Although not backed by an Oracle JVM, JavaFX applications can run on Android (Davlik) and iOS (AOT with RoboVM) devices. e(fx)clipse provides a preview mode for mobile resolutions and a small runtime framework that provides basic transition effects between screens.

Another important issue when running on resource constrained devices, ie. with less powerful CPUs, is that the overhead of constructing UIs from FXML is too big. Because of that, e(fx)clipse provides a FXML to Java “compiler” (or better converter), that runs at build time.

Runtime

Basic runtime components

JavaFX comes with a default set of layout containers, but people switching from SWT to JavaFX are probably used to the layout containers used in SWT. e(fx)clipse provides layout panels that use the same layout algorithms as known from the SWT world.

EMF-Edit integration

EMF itself has support to populate structured SWT controls like Lists, Tables, Trees and TreeTables with EMF objects. e(fx)clipse provides EMF edit hooks that can be used by JavaFX controls like ListView, TableView and TreeView.

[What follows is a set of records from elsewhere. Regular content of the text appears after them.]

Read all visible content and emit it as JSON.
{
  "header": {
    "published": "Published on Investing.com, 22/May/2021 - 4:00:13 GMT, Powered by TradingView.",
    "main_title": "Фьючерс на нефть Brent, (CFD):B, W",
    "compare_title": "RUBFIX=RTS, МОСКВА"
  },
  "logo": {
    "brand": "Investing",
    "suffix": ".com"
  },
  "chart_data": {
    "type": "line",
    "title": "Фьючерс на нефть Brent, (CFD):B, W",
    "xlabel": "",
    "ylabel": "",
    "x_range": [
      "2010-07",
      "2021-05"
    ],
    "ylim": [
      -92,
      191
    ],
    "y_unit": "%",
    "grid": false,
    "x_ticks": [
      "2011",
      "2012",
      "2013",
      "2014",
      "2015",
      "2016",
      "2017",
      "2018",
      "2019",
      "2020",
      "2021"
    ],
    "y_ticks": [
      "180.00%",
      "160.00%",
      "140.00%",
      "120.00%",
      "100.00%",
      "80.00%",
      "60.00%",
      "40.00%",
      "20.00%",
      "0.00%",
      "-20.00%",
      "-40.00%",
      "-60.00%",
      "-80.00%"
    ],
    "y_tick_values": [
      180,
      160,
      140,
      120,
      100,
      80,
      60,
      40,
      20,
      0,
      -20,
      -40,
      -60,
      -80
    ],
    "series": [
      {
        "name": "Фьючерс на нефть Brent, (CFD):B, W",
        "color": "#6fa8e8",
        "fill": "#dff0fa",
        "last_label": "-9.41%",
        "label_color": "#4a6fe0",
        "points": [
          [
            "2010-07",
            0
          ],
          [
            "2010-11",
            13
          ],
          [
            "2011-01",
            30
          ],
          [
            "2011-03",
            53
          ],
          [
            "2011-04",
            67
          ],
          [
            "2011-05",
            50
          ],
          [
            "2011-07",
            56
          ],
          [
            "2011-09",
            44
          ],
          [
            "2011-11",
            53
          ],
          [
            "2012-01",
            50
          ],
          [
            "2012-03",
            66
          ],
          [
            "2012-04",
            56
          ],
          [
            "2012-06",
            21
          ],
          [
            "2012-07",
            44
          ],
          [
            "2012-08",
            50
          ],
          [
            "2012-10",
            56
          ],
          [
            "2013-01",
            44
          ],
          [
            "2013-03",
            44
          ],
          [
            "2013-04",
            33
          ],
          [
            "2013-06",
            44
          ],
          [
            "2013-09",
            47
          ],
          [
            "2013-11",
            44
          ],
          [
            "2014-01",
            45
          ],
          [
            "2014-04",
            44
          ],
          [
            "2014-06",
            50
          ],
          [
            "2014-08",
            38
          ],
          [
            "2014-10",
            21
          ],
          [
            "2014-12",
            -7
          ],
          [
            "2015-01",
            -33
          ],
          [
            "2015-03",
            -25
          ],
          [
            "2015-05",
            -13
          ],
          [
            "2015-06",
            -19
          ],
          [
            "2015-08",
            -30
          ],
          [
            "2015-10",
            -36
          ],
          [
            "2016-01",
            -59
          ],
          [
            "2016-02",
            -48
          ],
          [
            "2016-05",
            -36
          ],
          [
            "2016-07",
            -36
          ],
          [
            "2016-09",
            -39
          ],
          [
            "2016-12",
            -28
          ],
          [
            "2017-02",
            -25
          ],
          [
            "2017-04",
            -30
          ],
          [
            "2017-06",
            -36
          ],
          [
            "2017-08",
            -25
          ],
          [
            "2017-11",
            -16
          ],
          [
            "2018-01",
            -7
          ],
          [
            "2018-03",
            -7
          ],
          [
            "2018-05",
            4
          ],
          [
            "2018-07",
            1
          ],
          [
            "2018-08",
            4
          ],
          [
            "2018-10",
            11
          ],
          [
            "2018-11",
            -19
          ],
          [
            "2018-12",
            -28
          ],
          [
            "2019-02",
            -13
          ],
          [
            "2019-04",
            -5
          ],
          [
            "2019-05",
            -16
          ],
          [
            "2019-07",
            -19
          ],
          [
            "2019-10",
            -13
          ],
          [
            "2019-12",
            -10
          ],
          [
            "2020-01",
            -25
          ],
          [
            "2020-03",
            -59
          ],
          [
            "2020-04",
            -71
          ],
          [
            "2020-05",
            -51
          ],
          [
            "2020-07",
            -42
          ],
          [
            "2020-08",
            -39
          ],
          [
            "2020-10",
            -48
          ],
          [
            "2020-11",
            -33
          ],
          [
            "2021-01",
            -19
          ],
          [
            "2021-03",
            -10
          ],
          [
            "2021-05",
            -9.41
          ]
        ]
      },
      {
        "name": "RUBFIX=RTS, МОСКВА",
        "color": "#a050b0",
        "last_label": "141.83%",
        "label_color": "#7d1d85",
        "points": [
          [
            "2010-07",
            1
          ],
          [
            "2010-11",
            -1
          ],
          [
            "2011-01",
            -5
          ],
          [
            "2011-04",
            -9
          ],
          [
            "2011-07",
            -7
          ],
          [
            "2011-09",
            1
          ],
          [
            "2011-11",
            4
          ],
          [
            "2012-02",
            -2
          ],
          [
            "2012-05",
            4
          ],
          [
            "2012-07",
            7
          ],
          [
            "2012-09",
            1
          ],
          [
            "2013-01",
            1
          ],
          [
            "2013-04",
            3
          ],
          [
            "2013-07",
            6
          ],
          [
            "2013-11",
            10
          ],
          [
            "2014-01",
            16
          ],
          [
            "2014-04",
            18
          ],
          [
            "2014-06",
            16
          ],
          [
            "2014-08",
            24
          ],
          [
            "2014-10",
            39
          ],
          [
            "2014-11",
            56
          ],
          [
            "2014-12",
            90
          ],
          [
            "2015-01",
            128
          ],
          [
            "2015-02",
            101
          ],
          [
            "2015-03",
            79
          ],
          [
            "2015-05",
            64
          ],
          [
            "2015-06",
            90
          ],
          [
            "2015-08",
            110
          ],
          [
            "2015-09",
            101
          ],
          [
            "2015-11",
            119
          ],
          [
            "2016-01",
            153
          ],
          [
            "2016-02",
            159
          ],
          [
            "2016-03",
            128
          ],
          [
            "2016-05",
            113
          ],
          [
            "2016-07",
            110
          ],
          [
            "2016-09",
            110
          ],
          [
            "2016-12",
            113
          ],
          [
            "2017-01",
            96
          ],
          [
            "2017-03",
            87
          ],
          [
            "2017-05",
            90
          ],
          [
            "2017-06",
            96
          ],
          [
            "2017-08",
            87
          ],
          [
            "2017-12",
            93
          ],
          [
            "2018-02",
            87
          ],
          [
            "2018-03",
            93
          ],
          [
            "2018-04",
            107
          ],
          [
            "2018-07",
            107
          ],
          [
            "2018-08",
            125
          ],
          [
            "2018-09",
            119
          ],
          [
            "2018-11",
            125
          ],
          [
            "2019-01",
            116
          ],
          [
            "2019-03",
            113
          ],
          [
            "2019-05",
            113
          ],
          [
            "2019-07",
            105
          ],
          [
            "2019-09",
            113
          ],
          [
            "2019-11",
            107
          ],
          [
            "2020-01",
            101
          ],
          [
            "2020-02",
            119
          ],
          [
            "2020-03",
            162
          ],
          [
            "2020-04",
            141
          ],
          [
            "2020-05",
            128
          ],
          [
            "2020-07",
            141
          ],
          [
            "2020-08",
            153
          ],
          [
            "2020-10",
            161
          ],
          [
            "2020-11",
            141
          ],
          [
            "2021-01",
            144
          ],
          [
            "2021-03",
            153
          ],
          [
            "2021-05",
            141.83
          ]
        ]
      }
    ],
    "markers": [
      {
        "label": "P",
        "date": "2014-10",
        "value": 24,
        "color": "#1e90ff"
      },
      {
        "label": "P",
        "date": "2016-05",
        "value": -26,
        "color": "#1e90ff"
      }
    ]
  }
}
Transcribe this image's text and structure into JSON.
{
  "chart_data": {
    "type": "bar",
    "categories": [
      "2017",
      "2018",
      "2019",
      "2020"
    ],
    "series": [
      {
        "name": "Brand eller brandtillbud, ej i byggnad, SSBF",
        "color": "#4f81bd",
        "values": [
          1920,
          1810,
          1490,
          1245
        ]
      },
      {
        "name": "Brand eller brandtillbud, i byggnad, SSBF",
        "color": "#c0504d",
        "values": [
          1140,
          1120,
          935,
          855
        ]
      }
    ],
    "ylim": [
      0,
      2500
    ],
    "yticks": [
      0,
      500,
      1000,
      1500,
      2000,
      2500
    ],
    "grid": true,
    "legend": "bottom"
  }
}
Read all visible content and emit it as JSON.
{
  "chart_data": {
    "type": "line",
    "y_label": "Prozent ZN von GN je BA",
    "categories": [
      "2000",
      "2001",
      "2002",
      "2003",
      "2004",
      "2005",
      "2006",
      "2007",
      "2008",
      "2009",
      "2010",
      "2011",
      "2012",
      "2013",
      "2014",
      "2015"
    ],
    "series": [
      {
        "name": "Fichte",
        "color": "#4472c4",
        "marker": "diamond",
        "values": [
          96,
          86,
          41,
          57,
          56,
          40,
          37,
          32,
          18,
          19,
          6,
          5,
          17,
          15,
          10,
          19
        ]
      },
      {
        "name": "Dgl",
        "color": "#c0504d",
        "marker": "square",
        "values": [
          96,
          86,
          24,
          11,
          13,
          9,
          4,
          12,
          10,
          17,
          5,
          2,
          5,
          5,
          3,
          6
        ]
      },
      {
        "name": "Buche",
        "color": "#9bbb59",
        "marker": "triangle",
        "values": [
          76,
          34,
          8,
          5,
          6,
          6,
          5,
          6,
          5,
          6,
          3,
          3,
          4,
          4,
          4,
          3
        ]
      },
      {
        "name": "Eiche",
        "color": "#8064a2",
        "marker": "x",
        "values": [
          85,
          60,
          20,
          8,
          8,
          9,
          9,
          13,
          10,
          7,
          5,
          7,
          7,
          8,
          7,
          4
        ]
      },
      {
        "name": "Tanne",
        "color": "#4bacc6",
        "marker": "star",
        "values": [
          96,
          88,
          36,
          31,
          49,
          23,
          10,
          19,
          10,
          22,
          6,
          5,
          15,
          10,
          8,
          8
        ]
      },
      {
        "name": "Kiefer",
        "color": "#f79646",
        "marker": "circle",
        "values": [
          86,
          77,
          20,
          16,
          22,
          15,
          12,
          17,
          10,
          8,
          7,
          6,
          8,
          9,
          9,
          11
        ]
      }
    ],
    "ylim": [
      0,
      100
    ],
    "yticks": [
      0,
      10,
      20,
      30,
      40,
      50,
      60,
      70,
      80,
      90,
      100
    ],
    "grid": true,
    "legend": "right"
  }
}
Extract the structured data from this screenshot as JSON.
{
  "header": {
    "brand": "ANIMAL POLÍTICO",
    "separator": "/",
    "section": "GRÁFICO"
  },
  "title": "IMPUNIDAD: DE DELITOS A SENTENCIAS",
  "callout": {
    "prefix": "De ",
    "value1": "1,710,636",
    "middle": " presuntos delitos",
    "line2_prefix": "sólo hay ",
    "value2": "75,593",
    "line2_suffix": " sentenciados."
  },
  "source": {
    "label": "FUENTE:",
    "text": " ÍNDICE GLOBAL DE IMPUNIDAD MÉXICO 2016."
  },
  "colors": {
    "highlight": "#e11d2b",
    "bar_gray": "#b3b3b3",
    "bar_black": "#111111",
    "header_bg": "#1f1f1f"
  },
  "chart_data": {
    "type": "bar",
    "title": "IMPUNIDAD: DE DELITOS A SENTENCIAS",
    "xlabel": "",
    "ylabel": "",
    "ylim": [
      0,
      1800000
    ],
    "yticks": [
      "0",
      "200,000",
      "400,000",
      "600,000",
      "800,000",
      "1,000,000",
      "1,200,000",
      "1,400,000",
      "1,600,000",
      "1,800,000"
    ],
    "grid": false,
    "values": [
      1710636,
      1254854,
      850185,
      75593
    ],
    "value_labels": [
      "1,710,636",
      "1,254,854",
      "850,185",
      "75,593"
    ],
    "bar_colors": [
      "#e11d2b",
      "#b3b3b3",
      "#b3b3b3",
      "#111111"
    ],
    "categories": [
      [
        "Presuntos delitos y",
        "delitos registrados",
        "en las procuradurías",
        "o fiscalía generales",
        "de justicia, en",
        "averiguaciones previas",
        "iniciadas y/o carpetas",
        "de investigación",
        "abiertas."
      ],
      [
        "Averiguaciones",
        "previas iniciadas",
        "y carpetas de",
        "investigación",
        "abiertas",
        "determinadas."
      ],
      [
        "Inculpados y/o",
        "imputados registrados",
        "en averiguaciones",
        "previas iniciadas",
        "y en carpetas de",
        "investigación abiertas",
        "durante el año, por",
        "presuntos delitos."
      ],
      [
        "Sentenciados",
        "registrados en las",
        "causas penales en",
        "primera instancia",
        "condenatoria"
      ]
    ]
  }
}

JavaFX8 added a TreeTableView that is supported as well.

OSGi integration

JavaFX does not work out of the box in OSGi. On Java 7, it was not found on any classpath and even though it is on the extension classpath in Java 8, it is not part of an EE. So Equinox will not wire JavaFX packages by default. e(fx)clipse provides an Equinox Adapter Hook, that integrates JavaFX into OSGi, so that developers don’t have to worry about this issue, too.

e4 integration

The Eclipse 4 framework was designed to be widget agnostic since day one. e(fx)clipse comes with a full implementation of the widget specific parts of the Eclipse 4 framework. So people can easily implement JavaFX applications of any complexity on top of the core Eclipse 4 concepts, like modelled applications, dependency injection and OSGi.